The Reality: kubectl top pods showed the server using only 29m (2.9% of a core). Even increasing the Gunicorn worker count from 2 to 4 did not improve the latency of individual requests, though it did help with concurrency.
The Root Cause: A Perfect Storm
I was stuck. The CPU was idle, network was fine, and individual database queries were fast (<1ms). Then I looked at the traffic patterns:
- Redis: Almost zero traffic.
- Postgres: High
WALSyncandWALWritewait times. - The Table:
django_postgres_cache_cacheentrywas getting hammered.
Insight: The Breaking Change
I checked the release notes for Authentik 2025.10:
Breaking Change: Redis is no longer used for caching. All caching has been moved to the PostgreSQL database to simplify deployment.
This architectural shift created a bottleneck specific to my storage backend:
- The Change: Every API request triggers a cache write (session updates) to Postgres instead of Redis.
- The Default: Postgres defaults to
synchronous_commit = on. A transaction is not considered "committed" until it is flushed to disk. - The Storage: Ceph RBD replicates data across the network to multiple OSDs.
Every time I loaded the dashboard, Authentik tried to update the cache. Postgres paused, verified the write was replicated to 3 other servers over the network (WAL Sync), and then responded.
The Solution
I couldn't move the database to local NVMe without losing the failover capabilities I built the cluster for. However, for a cache-heavy workload, I could compromise on strict durability.
I patched the Postgres configuration to disable synchronous commits:
spec:
postgresql:
parameters:
synchronous_commit: "off" # The magic switch
What this does: Postgres returns "Success" to the application as soon as the transaction is in memory. It flushes to disk in the background. In the event of a crash, I might lose the last ~500ms of data (mostly cache entries), which is an acceptable trade-off.
Verification
I re-ran the benchmark with synchronous_commit = off.

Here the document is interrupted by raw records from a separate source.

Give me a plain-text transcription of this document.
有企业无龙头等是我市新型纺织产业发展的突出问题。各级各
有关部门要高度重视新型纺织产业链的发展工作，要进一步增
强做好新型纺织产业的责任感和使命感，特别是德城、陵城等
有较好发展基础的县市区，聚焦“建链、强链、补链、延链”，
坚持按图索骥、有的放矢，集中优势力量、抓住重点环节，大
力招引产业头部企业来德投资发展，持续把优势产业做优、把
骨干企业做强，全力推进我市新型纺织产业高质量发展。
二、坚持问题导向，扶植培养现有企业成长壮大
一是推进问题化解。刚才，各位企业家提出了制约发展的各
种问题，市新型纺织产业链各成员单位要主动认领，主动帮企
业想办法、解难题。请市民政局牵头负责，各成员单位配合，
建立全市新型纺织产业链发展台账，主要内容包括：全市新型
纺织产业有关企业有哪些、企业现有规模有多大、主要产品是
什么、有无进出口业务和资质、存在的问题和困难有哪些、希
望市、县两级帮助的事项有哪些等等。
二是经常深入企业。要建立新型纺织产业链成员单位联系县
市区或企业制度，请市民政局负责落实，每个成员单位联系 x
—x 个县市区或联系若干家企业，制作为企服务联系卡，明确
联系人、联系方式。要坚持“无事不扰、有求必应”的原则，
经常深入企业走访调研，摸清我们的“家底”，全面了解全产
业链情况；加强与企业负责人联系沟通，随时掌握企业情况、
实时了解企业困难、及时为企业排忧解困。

| Metric | Before (sync=on) |
After (sync=off) |
Improvement |
|---|---|---|---|
| Sequential x8 stream (Avg) | ~4.8s | 0.40s | 12x Faster |
| Parallel x8 stream (Wall) | ~10.5s | 2.45s | 4x Faster |
The latency vanished. The login became instant.
Key Insights
- Read Release Notes: The shift from Redis to Postgres for caching was a major architectural change that I missed during the upgrade.
- Storage Matters: Distributed storage (Ceph/Longhorn) handles linear writes well, but struggles with latency-sensitive, high-frequency sync operations like WAL updates.
- Tuning Postgres: For workloads where immediate durability is less critical than latency (like caching tables),
synchronous_commit = offis a powerful tool. - Observability: The "Wife Test" is a valid monitoring alert. If a user complains it's slow, investigate the P99 latency, not just the average.